Type of publication:
Journal article

Author(s):
MacLeod C.S.; Nagy J.; Radley A.; Khan F.; Rae N.; Wilson M.S.J.; Suttie S.A.; Munro E.N.; Flett M.M.; Hussey K.; Wolf B.; W R.; Wallace D.; Vesey A.T.; McCaslin J.; Wong P.; Tenna A.; Badger S.; Harrison G.; Ghosh J.; Al-Khaffaf H.; Torella F.; McBride R.; Drinkwater S.; Antoniou G.A.; Bhasin N.; Pradhan A.; Smith G.; Coughlin P.; Brar R.; Peach G.; Kulkarni S.; Brooks M.; Wijesinghe L.; McCune K.; Hopper N.; Cowan A.; Hunter I.; Mittapalli D.; Garnham A.; *Jones S.; Rajagopalan S.; Tiwari A.; Imray C.; Atwal A.; Bahia S.; Jones K.G.; Handa A.; Bowbrick G.; Nordon I.; Button M.; Rudarakanchana N.; D'Souza R.; Tai N.; Moxey P.; Bicknell C.; Gibbs R.; Zayed H.; Saratzis A.; Kannan R.; Batchelder A.; Chong P.L.; Rowlands T.; Hildebrand D.; Thapar A.; Chaudhuri A.; Howard A.; Metcalfe M.; Al-Jundi W.; Sayer G.; Lewis D.; Sohrabi S.; Woolgar J.; Fligelstone L.; Davies H.; Hill S.; Fulton G.; Moneley D.; McDonnell C.; Martin Z.; Dowdall J.; Tierney S.; Walsh S.; Medani M.; Gosi G.

Citation:
European Journal of Vascular and Endovascular Surgery. (no pagination), 2024 [epub ahead of print]

Abstract:
Objective: Consensus guidelines on the optimal management of infected arterial pseudoaneurysms secondary to groin injecting drug use are lacking.

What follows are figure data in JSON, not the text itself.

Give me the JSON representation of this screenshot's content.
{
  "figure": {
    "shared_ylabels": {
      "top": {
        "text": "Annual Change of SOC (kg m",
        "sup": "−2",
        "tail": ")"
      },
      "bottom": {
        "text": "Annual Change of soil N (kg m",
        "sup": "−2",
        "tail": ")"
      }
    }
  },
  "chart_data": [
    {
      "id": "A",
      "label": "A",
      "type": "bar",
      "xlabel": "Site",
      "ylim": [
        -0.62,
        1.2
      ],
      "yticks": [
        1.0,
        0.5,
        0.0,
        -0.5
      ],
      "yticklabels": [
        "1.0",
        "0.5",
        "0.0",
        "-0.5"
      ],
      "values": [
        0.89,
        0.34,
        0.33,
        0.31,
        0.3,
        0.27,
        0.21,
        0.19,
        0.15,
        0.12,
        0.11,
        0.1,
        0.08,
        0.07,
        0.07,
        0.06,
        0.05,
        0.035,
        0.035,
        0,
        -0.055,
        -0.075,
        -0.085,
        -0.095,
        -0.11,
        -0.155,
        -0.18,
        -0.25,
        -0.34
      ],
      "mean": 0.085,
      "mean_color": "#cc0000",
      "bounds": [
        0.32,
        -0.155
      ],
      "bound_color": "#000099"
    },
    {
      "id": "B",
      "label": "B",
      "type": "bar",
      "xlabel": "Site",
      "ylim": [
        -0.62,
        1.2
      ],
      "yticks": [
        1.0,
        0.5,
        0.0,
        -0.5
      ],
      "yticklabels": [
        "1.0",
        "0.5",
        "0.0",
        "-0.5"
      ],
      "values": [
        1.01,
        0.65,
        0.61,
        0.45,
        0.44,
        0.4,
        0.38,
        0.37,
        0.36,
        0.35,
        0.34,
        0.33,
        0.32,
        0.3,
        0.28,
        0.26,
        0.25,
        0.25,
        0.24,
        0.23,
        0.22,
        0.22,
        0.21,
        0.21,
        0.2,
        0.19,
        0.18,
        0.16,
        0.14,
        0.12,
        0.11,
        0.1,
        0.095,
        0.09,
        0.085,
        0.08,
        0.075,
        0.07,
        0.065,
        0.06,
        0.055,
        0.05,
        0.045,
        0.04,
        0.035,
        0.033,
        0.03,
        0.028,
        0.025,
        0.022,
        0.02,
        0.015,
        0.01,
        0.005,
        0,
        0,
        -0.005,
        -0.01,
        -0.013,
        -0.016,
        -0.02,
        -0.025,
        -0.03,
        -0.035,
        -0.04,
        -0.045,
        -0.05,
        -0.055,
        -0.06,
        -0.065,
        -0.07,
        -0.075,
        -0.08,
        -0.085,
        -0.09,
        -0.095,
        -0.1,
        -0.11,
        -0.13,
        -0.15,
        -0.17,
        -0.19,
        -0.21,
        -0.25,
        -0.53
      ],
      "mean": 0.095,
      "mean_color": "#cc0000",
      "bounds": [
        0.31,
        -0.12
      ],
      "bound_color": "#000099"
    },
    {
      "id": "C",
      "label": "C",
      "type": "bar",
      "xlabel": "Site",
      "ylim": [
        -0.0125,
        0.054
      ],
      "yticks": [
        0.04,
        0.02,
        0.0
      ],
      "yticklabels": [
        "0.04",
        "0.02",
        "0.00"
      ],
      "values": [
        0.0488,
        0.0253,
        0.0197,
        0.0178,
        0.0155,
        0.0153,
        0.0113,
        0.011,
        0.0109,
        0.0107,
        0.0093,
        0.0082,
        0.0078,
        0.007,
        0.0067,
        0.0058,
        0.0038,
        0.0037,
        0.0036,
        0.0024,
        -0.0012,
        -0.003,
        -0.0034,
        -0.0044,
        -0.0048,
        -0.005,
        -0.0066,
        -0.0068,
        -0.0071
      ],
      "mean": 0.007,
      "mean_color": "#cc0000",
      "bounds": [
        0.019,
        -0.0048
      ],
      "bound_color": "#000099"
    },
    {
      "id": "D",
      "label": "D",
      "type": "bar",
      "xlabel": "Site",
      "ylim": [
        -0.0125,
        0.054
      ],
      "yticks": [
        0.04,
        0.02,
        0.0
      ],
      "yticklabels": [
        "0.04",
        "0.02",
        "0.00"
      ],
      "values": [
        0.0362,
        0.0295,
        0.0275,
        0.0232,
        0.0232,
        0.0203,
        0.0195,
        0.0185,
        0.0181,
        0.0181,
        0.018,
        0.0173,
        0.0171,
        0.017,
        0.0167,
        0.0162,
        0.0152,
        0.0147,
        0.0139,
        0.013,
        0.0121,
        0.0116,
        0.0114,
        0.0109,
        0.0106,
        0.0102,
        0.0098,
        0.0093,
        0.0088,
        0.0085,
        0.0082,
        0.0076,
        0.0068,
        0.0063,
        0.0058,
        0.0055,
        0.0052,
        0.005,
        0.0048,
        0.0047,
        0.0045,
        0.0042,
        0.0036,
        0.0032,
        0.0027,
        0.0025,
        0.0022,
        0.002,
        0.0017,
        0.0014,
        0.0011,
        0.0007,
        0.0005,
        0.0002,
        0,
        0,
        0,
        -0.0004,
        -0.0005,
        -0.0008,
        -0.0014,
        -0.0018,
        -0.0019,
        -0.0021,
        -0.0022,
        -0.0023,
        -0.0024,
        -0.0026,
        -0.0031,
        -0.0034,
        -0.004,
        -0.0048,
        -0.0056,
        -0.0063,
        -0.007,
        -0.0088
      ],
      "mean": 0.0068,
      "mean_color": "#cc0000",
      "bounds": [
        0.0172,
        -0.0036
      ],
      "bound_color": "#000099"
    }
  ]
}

This pathology is a problem in the UK and globally, yet operative management options remain contentious. This study was designed to establish consensus to promote better management of these patients, drawing on the expert experience of those in a location with a high prevalence of illicit drug use. Method(s): A three round modified Delphi was undertaken, systematically surveying consultant vascular surgeons in the UK and Ireland using an online platform. Seventy five vascular surgery units were invited to participate, with one consultant providing the unit consensus practice. Round one responses were thematically analysed to generate statements for round two. These statements were evaluated by participants using a five point Likert scale. Consensus was achieved at a threshold of 70% or more agreement or disagreement. Those statements not reaching consensus were assessed and modified for round three. The results of the Delphi process constituted the consensus statement. Result(s): Round one received 64 (86%) responses, round two 59 (79%) responses, and round three 62 (83%) responses; 73 (97%) of 75 units contributed. Round two comprised 150 statements and round three 24 statements. Ninety one statements achieved consensus agreement and 15 consensus disagreement. The Delphi statements covered sequential management of these patients from diagnosis and imaging, antibiotics and microbiology, surgical approach, wound management, follow up, and additional considerations. Pre-operative imaging achieved consensus agreement (97%), with computerised tomography angiography being the modality of choice (97%). Ligation and debridement without arterial reconstruction was the preferred approach at initial surgical intervention (89%). Multidisciplinary management, ensuring holistic care and access to substance use services, also gained consensus agreement. Conclusion(s): This comprehensive consensus statement provides a strong insight into the standard of care for these patients.